Human and industrial activities, compounded by changing climatic conditions, are pushing global energy, water, agriculture, and health systems toward, and in some cases beyond, planetary limits. These pressures carry significant implications for system performance and long-term sustainability. While such challenges are often addressed through techno-economic models and resource optimization frameworks, their impacts and associated risks remain unevenly distributed across regions, populations, and generations, raising fundamental questions of justice, power, and responsibility.
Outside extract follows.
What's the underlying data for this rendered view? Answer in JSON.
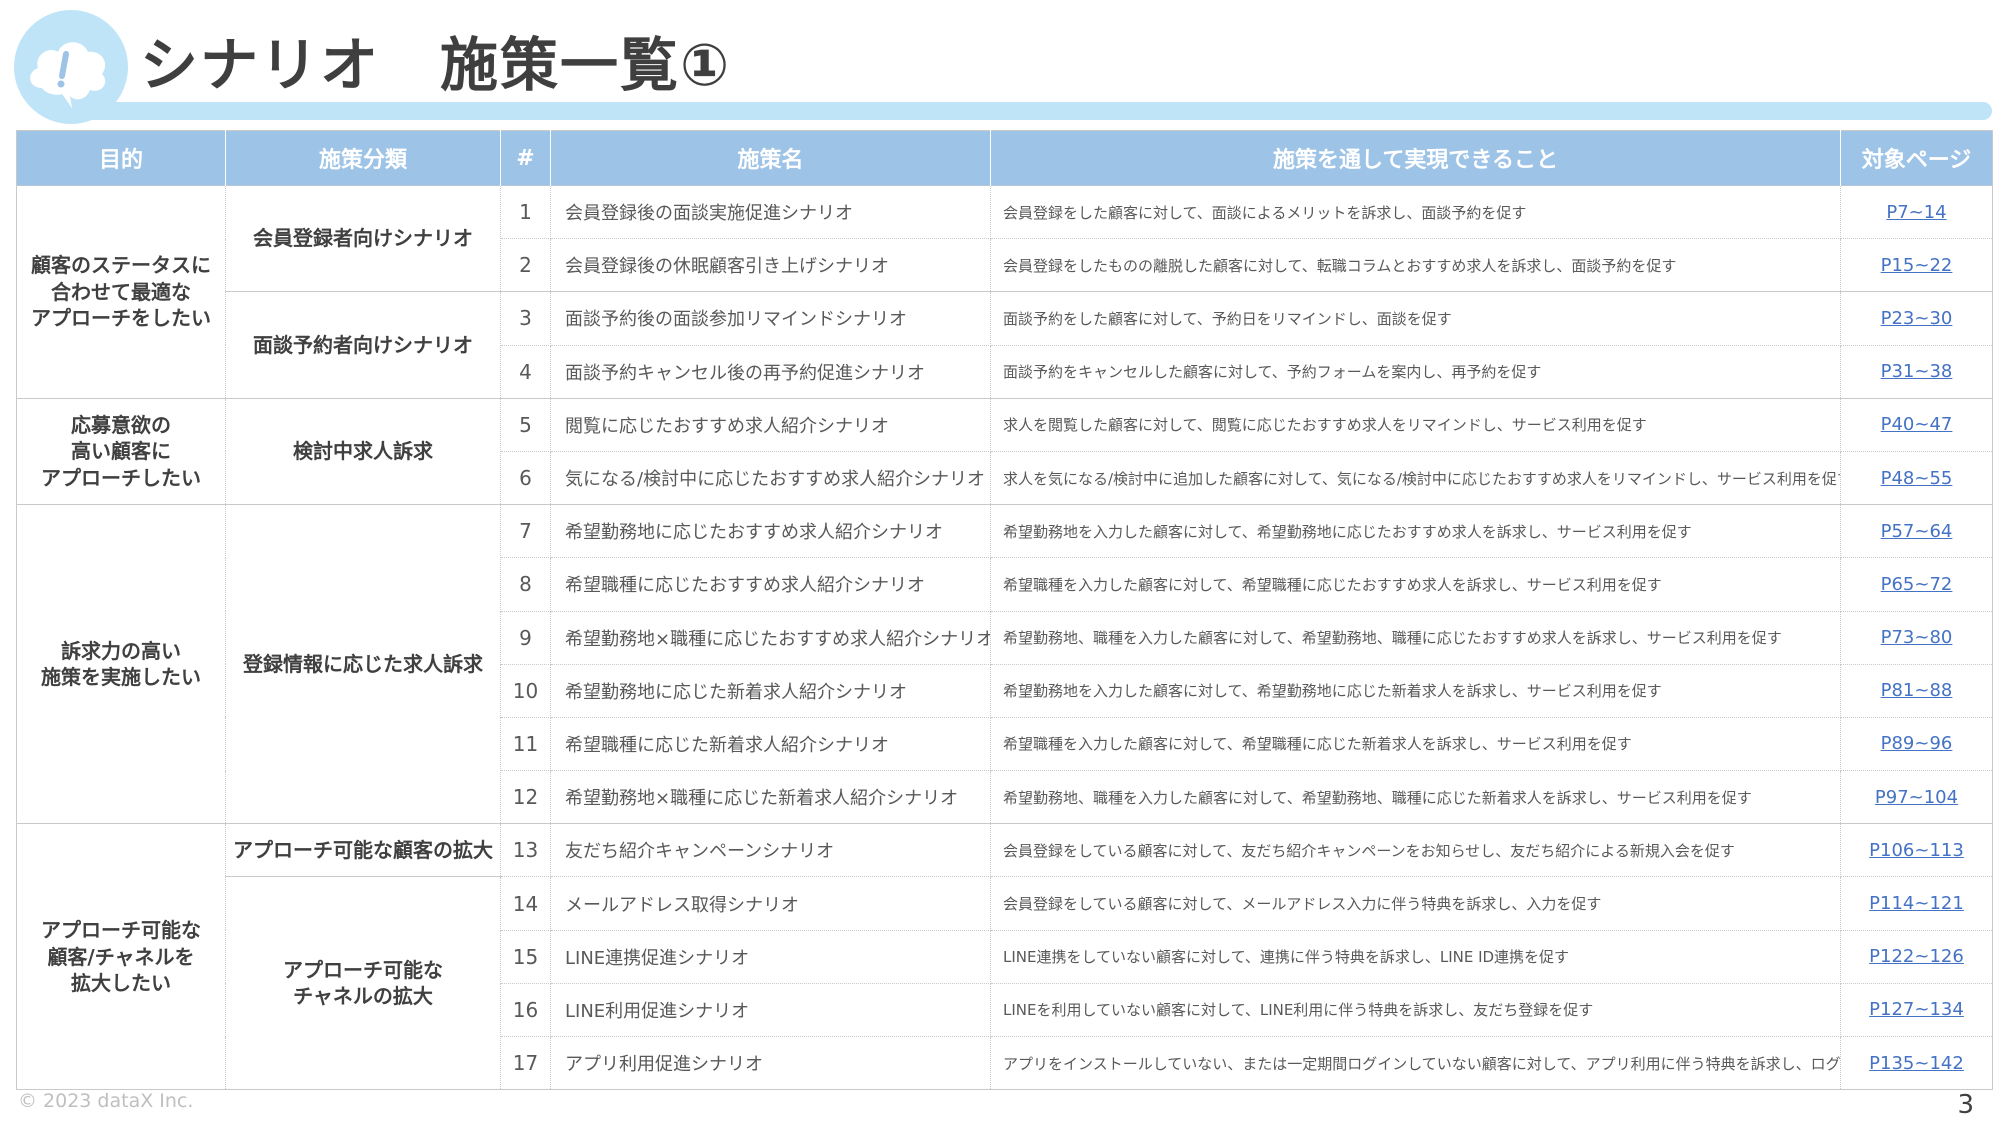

Through this Reading Circle, participants are exploring the intersection of applied systems analysis and social justice. The discussions examine how concepts such as equity, vulnerability, and stewardship can be meaningfully integrated into the analysis and governance of complex socio-technical systems. Participants reflect on how system constraints, geopolitical dynamics, modeling assumptions, and ethical frameworks shape pathways for mitigation, adaptation, and resilience.

The Reading Circle consists of six 90-minute sessions, held bi-monthly. Each session centers on a shared reading and a facilitated discussion. Students, researchers, and practitioners from all disciplines are welcome to join the remaining sessions. Beyond the formal meetings, the initiative aims to foster an interdisciplinary community, encouraging continued dialogue, resource sharing, and sustained engagement with these critical themes.

Themes: 

  • Planetary Boundaries and System Limits
    • Thresholds, risk, and the constraints shaping global systems. 
  • Power, Geopolitics, and System Design 
    • How global power relations and historical development pathways shape system outcomes?
  • Justice in Models and Metrics 
    • What quantitative frameworks include, exclude, or obscure?
  • Allocation Under Constraint 
    • Water, energy, food, and health systems in a just transition.
  • Adaptation, Resilience, and Responsibility 
    • Who adapts, who benefits, and who bears the cost?
  • Stewardship, Ethics, and Plural Futures
    • Moral frameworks, faith perspectives, and rethinking sustainability pathways.